The AJC, July 28, 2016, page B7 reported that the Dunwoody Development Authority was considering a deal with Atlanta Office Investment LLC and Transwestern Development Co. LLC to issue revenue bonds totaling $780 million to build two additional office complexes at Perimeter Mall. 

The article indicates that the City of Dunwoody would buy these office buildings from the developers and become the landlord. The Dunwoody Development Authority held a meeting on July 28 at City Hall to discuss these projects.  The Development Authority is a board of 7 citizens, appointed by the Dunwoody City Council to make development decisions. The City Council does not have veto authority over this volunteer board.

If this is all true, it removes voter oversight from financial dealings that would affect their taxes and the Georgia Legislature is responsible for this “taxation without representation” law we saw operate in the Braves’ stadium move to Cobb.  I’m sure the Georgia Legislature believes that voters would not approve these deals, so they wrote the law to circumvent voter interference.

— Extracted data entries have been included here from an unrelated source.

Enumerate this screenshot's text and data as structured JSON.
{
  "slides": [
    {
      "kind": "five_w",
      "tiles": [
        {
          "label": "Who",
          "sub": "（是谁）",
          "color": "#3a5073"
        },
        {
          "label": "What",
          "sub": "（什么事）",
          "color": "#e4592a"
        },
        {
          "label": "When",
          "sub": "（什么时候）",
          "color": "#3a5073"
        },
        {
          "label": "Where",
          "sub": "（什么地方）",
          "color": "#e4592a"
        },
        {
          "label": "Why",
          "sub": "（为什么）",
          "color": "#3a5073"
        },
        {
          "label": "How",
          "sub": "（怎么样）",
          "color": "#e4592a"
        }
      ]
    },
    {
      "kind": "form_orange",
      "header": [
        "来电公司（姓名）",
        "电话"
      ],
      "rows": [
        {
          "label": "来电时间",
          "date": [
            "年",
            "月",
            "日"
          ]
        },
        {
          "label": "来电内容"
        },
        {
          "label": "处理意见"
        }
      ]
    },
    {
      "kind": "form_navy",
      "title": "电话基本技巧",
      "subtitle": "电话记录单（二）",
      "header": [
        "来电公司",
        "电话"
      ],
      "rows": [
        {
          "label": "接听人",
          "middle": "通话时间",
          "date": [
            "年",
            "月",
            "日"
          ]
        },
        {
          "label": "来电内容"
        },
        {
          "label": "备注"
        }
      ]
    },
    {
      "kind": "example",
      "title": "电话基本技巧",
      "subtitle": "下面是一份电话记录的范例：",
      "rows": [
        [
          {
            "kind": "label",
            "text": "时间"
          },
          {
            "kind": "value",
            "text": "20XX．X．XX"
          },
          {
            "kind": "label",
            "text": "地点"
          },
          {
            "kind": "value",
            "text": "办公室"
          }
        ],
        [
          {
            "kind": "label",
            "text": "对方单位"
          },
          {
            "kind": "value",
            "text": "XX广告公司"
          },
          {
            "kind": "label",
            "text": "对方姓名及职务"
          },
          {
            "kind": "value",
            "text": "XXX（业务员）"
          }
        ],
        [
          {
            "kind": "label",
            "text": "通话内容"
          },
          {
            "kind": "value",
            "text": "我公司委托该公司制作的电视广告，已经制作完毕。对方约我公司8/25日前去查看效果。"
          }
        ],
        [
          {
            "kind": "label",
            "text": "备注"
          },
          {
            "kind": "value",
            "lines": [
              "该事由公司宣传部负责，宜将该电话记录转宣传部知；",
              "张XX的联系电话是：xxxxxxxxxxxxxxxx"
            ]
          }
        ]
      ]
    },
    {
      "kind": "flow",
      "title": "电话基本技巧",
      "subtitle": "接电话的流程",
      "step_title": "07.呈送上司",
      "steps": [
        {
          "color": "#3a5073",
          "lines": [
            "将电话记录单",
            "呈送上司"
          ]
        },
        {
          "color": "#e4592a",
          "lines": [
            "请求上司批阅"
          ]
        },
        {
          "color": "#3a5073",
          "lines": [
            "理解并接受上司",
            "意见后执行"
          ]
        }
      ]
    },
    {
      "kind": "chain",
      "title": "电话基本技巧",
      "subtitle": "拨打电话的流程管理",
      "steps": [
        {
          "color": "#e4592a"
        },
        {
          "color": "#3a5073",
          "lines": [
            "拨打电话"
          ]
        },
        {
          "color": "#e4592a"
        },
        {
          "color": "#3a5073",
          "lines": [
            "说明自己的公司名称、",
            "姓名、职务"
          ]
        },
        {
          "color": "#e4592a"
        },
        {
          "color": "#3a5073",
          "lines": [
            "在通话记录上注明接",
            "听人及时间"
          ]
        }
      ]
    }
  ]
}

Dunwoody is a tiny city occupying 13 square miles.  Roswell and Sandy Springs occupies over 40 square miles. The City of Dunwoody was formed to control zoning and Dunwoody voters should have limited their charter to zoning like Tucker did.  Dunwoody is “built out” and has very little undeveloped land, so “in-fill” development is the norm.  But high density in-fill development causes problems, like traffic and the loss of neighboring property values.

I am no fan of corporate welfare of any kind, so I wonder why State government has allowed Private Public Partnerships, outsourcing government duties to corporations, corporate subsidies and corporate bail-outs. These ventures tend to fail because they are ill-conceived.

I want to see government put back in its box to maintain roads and provide sanitation, sewage treatment and clean water distribution.

Providing office space for an additional 7500 employees at Perimeter Center Improvement District (PCID) has its risks. We have just experienced the conversion of office space to town home development in Dunwoody.  The “global economy” is contracting, unsustainable government debt is growing and US laws continue to encourage moving operations overseas. It’s not hard to imagine that these office buildings could become empty as soon as the music stops.

It appears that investors are playing “musical chairs” with their investments; waiting to the last minute to pull out of their investments and avoid ‘holding the bag’.  We see this version of ‘hot potato’ in the markets and the worst place to be is as the landlord of an empty building.

But if developers have State laws that allow them to cut and run and voters who are naïve enough to allow their cities to have “Development Authority’, they will try to get Development Authorities to help them do that.